Suzanne Webster (Spitzer) (E&S, Ph.D. ‘21) graduated summa cum laude (cumulative GPA 3.972) earning her Ph.D. in Fall 2021. This University of Notre Dame grad had already published two peer reviewed journal articles as an undergraduate prior to entering the program, as well as given almost thirty presentations across the country at various conferences and written nearly 40 articles on science communication. While in the MEES program, Suzanne twice received the award for Outstanding Graduate Assistant from the University of Maryland Graduate School (2018, 2020), been awarded the Debbie-Morrin Nordlund Memorial Travel Award (2017), the Dean's Fellowship (2017), and in 2020 was awarded a Knauss Marine Policy Fellowship which placed her in NOAA's Technology Partnerships Office as their first Stakeholder Engagement and Communications Specialist. In her final semester Suzanne Webster was awarded the Anne G. Wylie Fellowship (Fall 2021).

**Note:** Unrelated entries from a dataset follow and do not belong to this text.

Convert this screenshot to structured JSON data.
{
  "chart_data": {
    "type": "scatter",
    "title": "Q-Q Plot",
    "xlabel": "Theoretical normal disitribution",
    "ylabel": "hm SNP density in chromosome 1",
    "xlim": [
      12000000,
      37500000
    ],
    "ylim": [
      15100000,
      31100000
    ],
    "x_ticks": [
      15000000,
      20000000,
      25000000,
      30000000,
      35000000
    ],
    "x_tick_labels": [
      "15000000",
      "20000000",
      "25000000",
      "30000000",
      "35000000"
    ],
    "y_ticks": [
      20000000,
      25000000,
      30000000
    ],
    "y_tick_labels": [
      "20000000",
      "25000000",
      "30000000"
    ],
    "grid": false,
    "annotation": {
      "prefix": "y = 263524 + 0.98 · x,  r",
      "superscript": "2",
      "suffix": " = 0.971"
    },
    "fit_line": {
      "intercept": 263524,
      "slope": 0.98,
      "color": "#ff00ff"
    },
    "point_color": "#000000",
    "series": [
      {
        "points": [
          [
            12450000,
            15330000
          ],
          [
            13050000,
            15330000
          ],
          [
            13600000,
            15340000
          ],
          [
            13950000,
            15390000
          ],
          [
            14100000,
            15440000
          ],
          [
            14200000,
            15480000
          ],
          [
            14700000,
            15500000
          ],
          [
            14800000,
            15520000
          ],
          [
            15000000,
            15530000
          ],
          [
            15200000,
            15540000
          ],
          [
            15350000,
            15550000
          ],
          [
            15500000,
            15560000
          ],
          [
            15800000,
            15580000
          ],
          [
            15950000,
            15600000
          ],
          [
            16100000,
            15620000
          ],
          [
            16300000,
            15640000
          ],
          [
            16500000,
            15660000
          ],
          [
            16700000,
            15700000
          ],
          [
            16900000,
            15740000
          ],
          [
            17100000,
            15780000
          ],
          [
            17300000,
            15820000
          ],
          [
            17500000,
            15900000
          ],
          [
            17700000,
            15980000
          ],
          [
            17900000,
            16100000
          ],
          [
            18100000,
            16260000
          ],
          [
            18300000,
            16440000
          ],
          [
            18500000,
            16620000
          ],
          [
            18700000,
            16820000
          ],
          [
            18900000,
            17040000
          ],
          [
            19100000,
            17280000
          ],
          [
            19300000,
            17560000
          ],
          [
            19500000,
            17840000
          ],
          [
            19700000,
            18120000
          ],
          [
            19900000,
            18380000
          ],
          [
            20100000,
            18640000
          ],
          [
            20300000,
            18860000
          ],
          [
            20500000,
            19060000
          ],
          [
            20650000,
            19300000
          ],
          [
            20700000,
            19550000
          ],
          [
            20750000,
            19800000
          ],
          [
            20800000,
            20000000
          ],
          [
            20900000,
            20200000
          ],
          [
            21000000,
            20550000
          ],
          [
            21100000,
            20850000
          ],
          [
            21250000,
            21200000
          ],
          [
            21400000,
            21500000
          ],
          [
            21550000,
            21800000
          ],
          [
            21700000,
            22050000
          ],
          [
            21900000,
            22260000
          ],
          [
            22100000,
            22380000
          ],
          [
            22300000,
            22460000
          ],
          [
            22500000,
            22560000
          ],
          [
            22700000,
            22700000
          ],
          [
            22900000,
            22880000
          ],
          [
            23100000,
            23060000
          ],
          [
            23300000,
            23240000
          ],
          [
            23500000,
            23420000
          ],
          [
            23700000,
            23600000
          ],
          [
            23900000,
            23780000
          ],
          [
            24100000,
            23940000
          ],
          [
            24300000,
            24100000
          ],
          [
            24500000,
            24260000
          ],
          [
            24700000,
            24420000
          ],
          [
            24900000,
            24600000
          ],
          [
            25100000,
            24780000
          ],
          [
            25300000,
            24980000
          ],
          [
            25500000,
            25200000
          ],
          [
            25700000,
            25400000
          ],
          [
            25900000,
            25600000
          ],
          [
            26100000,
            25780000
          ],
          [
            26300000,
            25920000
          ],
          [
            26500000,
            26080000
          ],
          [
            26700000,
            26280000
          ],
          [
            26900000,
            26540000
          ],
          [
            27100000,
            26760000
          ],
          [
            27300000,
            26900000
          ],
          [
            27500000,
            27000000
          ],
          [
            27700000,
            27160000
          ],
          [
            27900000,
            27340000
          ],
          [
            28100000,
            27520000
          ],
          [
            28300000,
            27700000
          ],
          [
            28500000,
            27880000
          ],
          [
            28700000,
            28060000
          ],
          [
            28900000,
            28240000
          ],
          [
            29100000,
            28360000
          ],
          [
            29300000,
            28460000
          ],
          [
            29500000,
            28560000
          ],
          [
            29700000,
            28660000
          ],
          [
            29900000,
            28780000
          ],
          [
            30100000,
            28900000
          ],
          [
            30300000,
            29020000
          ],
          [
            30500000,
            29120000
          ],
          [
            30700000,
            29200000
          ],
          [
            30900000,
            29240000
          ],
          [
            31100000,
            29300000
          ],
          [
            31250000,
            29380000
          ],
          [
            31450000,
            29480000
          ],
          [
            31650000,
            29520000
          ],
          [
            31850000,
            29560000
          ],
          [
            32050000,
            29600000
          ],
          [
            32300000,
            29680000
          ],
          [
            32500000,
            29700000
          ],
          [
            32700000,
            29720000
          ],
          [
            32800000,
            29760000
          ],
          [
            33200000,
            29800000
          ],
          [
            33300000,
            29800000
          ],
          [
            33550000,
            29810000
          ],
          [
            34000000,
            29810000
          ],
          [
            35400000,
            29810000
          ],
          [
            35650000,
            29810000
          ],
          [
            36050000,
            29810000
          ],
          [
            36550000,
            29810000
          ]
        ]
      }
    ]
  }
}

Chelsea Wegner Koch (E&O, Ph.D. ‘21) entered the MEES Ph.D. Program in Fall 2017 with the Dean's Fellowship and graduated four years later summa cum laude in Fall 2021 with a perfect 4.0 cumulative GPA. Prior to entering the program, she was awarded the Knauss Marine Policy Fellowship in 2014, and was placed in the National Science Foundation Office of Polar Programs in the US Antarctic Program (contracted by Lockheed Martin). She presented her dissertation research results at the Alaska Marine Science Symposium in both 2019 and 2020, and she received the best poster presentation award for a Ph.D. student at the 2019 meeting. She was awarded one of six nationwide North Pacific Research Board (NPRB) Graduate Student Fellowships in 2019 and provided an oral presentation at the Ocean Science Meeting in San Diego, the APECS Science-Policy Workshop, in Reykjavik, Iceland in October 2019 and the Gordon Research Seminar in Lucca, Italy in March 2019. Chelsea is currently working with UNESCO's Intergovernmental Oceanographic Commission as a Contract Science Officer in Ile de France, France.